Models of Microsatellite Mutation (see Jarne and Lagoda, 1996)
1. Stepwise Mutation Model (SMM)
This model holds that when microsatellites mutate, they only gain or lose one repeat. This implies that two alleles that differ by one repeat are more closely related (have a more recent common ancestor) than alleles that differ by many repeats. In other words, size matters when doing statistical tests of population substructuring. The genetic distance statistic that uses this model is called Rst. The SMM is generally the preferred model when calculating relatedness between individuals and population substructuring, although there is the problem of homoplasy.
Problem: Homoplasy
Pretend that you are studying a population and you find four individuals. Three of them have the same genotype, and one is different. This would indicate that the three with the same genotype are more closely related to each other than they are to the other. However, this is not necessarily the case. To understand why, study the phylogeny below. Asterisks indicate microsatellite mutations.

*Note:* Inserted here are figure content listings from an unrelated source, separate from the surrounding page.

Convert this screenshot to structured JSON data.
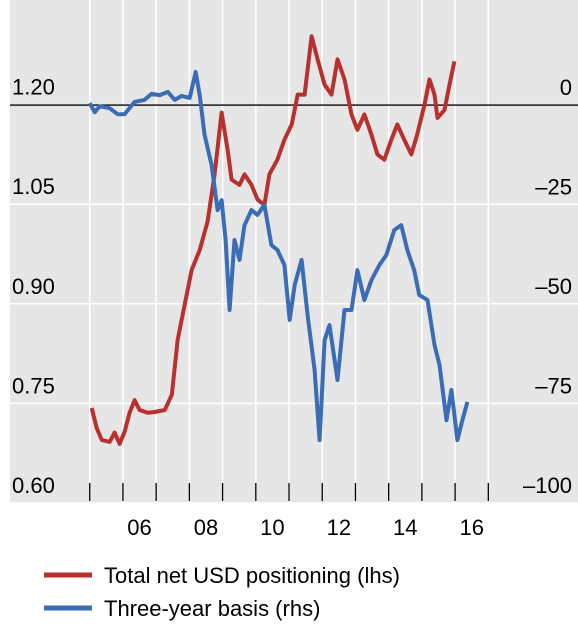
{
  "chart_data": {
    "type": "line",
    "series": [
      {
        "name": "Total net USD positioning (lhs)",
        "color": "#b8312f",
        "axis": "y",
        "x": [
          2005.06,
          2005.21,
          2005.36,
          2005.6,
          2005.75,
          2005.9,
          2006.05,
          2006.2,
          2006.35,
          2006.5,
          2006.74,
          2006.95,
          2007.26,
          2007.47,
          2007.65,
          2007.86,
          2008.07,
          2008.31,
          2008.55,
          2008.76,
          2008.97,
          2009.15,
          2009.27,
          2009.51,
          2009.66,
          2009.87,
          2010.05,
          2010.26,
          2010.41,
          2010.65,
          2010.86,
          2011.08,
          2011.26,
          2011.47,
          2011.68,
          2011.86,
          2012.07,
          2012.28,
          2012.46,
          2012.67,
          2012.88,
          2013.06,
          2013.27,
          2013.48,
          2013.66,
          2013.87,
          2014.08,
          2014.26,
          2014.47,
          2014.68,
          2014.86,
          2015.08,
          2015.23,
          2015.38,
          2015.47,
          2015.68,
          2015.83,
          2015.98
        ],
        "values": [
          0.743,
          0.713,
          0.695,
          0.692,
          0.706,
          0.689,
          0.707,
          0.736,
          0.755,
          0.74,
          0.736,
          0.737,
          0.74,
          0.763,
          0.846,
          0.899,
          0.951,
          0.981,
          1.024,
          1.095,
          1.188,
          1.132,
          1.087,
          1.079,
          1.095,
          1.079,
          1.057,
          1.049,
          1.095,
          1.117,
          1.147,
          1.17,
          1.215,
          1.215,
          1.303,
          1.268,
          1.23,
          1.215,
          1.268,
          1.238,
          1.185,
          1.162,
          1.185,
          1.155,
          1.125,
          1.117,
          1.147,
          1.17,
          1.147,
          1.125,
          1.155,
          1.2,
          1.238,
          1.215,
          1.18,
          1.192,
          1.23,
          1.265
        ]
      },
      {
        "name": "Three-year basis (rhs)",
        "color": "#3a6db5",
        "axis": "y2",
        "x": [
          2005.0,
          2005.15,
          2005.3,
          2005.6,
          2005.84,
          2006.05,
          2006.35,
          2006.65,
          2006.86,
          2007.11,
          2007.35,
          2007.56,
          2007.77,
          2008.01,
          2008.19,
          2008.31,
          2008.46,
          2008.67,
          2008.85,
          2008.97,
          2009.09,
          2009.21,
          2009.36,
          2009.51,
          2009.66,
          2009.87,
          2010.05,
          2010.26,
          2010.47,
          2010.65,
          2010.86,
          2011.02,
          2011.17,
          2011.38,
          2011.56,
          2011.77,
          2011.92,
          2012.07,
          2012.22,
          2012.46,
          2012.67,
          2012.88,
          2013.06,
          2013.27,
          2013.48,
          2013.72,
          2013.93,
          2014.17,
          2014.38,
          2014.56,
          2014.77,
          2014.92,
          2015.17,
          2015.38,
          2015.53,
          2015.74,
          2015.89,
          2016.07,
          2016.22,
          2016.37
        ],
        "values": [
          0.5,
          -1.8,
          -0.3,
          -0.8,
          -2.3,
          -2.3,
          0.8,
          1.3,
          2.8,
          2.5,
          3.3,
          1.3,
          2.3,
          1.8,
          8.3,
          2.5,
          -7.5,
          -15.1,
          -26.4,
          -23.9,
          -33.9,
          -51.5,
          -33.9,
          -38.9,
          -30.2,
          -26.4,
          -27.6,
          -25.1,
          -35.2,
          -36.4,
          -40.2,
          -54.0,
          -45.2,
          -38.9,
          -52.8,
          -66.6,
          -84.2,
          -59.1,
          -55.3,
          -69.1,
          -51.5,
          -51.5,
          -41.5,
          -49.0,
          -44.0,
          -40.2,
          -37.7,
          -31.4,
          -30.2,
          -36.4,
          -41.5,
          -47.7,
          -49.0,
          -60.3,
          -65.3,
          -79.2,
          -71.6,
          -84.2,
          -79.2,
          -74.6
        ]
      }
    ],
    "xlim": [
      2002.6,
      2019.7
    ],
    "xticks": [
      {
        "value": 2006.5,
        "label": "06"
      },
      {
        "value": 2008.5,
        "label": "08"
      },
      {
        "value": 2010.5,
        "label": "10"
      },
      {
        "value": 2012.5,
        "label": "12"
      },
      {
        "value": 2014.5,
        "label": "14"
      },
      {
        "value": 2016.5,
        "label": "16"
      }
    ],
    "xminorticks": [
      2005,
      2006,
      2007,
      2008,
      2009,
      2010,
      2011,
      2012,
      2013,
      2014,
      2015,
      2016,
      2017
    ],
    "ylim": [
      0.6,
      1.3575
    ],
    "yticks": [
      {
        "value": 0.6,
        "label": "0.60"
      },
      {
        "value": 0.75,
        "label": "0.75"
      },
      {
        "value": 0.9,
        "label": "0.90"
      },
      {
        "value": 1.05,
        "label": "1.05"
      },
      {
        "value": 1.2,
        "label": "1.20"
      }
    ],
    "y2lim": [
      -100,
      26.4
    ],
    "y2ticks": [
      {
        "value": -100,
        "label": "–100"
      },
      {
        "value": -75,
        "label": "–75"
      },
      {
        "value": -50,
        "label": "–50"
      },
      {
        "value": -25,
        "label": "–25"
      },
      0
    ],
    "grid": true,
    "y2_zero_line": true
  }
}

In this figure, population 1 gave rise to two populations, 2 and 3. In population 3, there was a stepwise mutation, so that now there are four CAG repeats instead of three. Population 3 gave rise to two more populations, 6 and 7. Population 6 lost a repeat, so now it has three CAG repeats. The problem is that populations 4, 5, and 6 have the same allele at this microsatellite locus, yet they have different evolutionary histories. We can say that their alleles are identical in state but not by descent. If a scientist were only examining this one locus, he/she would mistakenly conclude that population 6 is more closely related to populations 4 and 5 than it is to 7. (Remember that the scientist usually only has access to the genotypes in the current generation, or the top line.)

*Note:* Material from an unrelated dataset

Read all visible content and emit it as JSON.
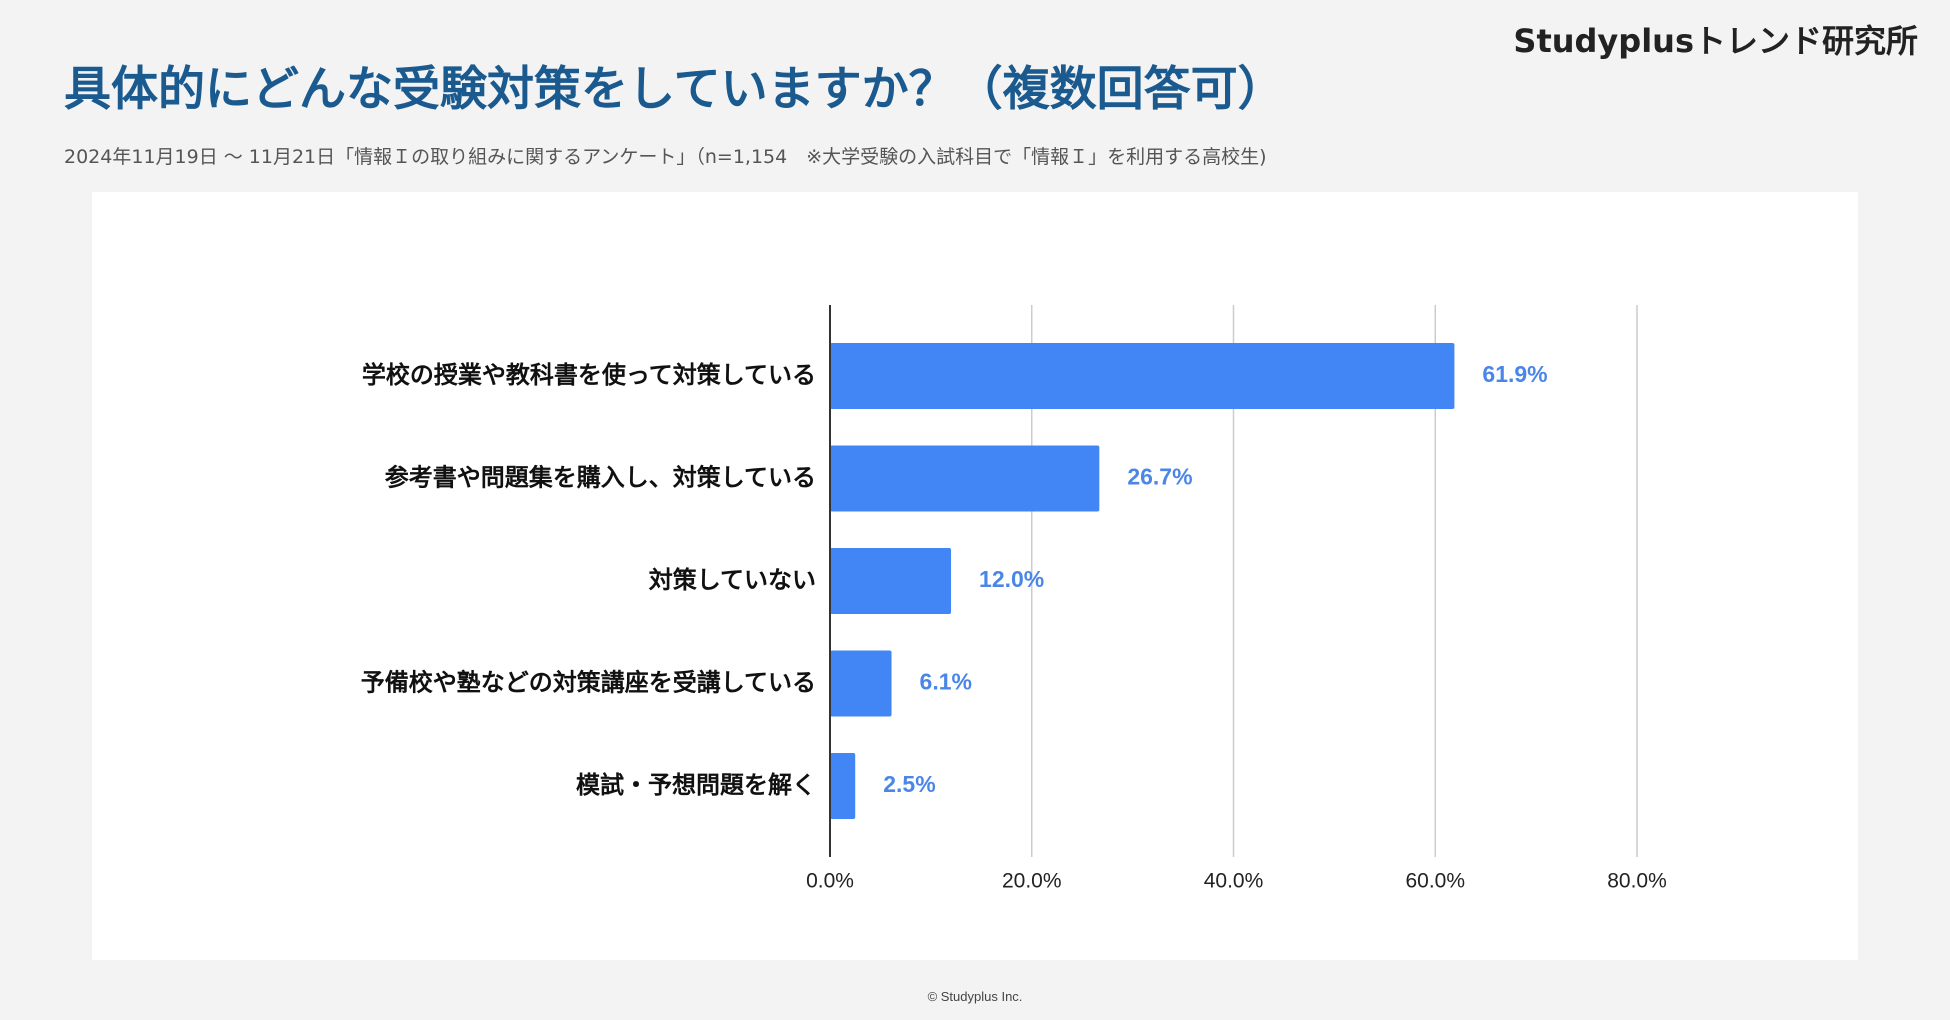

This phenomenon, when two alleles are identical in state but not identical by descent, is known as homoplasy. In population studies, homoplasy can lead to underestimates of divergence. The only way to detect homoplasy would be to examine many other loci. Still, homoplasy is thought to have little effect on populations over a short period of time (hundreds of generations), and stepwise mutation model is still the preferred model (Goodman 1998).
2. "K" Alleles Model
This model holds that a microsatellite can mutate into any one of "K" alleles randomly. Thus, it does not assume that an 8-repeat sequence necessary has to mutate into a 7- or 9- repeat sequence. It is just as likely to mutate into a 15-repeat sequence.
3. Infinite Alleles Model (IAM)
Each mutation can create any new allele randomly. A 15-repeat allele could be just as closely related to a 10-repeat allele as a 11-repeat allele. All that matters is that they are different alleles. In other words, size isn't important. The statistic that uses this model is called Fst.
Because microsatellites mutate quickly, they can be used to study recent population evolution, relatedness (by doing a microsatellite "fingerprint" for different individuals), and forensics. To learn more about how microsatellites can be applied in these ways, click here.
Goodman, Simon J. 1998. "Patterns of extensive genetic differentiation and variation among European harbor seals (Phoca vitulina vitulina) revealed using microsatellite DNA polymorphisms." Molecular Biology and Evolution, vol. 15, no. 2, pp. 104-118.
Jarne, Phillippe and Pierre J.L. Lagoda. 1996. “Microsatellites, form molecules to populations and back.” Trends in Evolution and Ecology, vol. 11, no. 10, October 1996, pp. 424-429.
Moxon, Richard E. and Christopher Wills. 1999. “DNA Microsatellites: Agents of Evolution?” Scientific American, January 1999, pp. 94-99.
Schlotterer, Christian. 2000. “Evolutionary dynamics of microsatellite DNA.” Chromosoma vol. 109, pp. 365-371.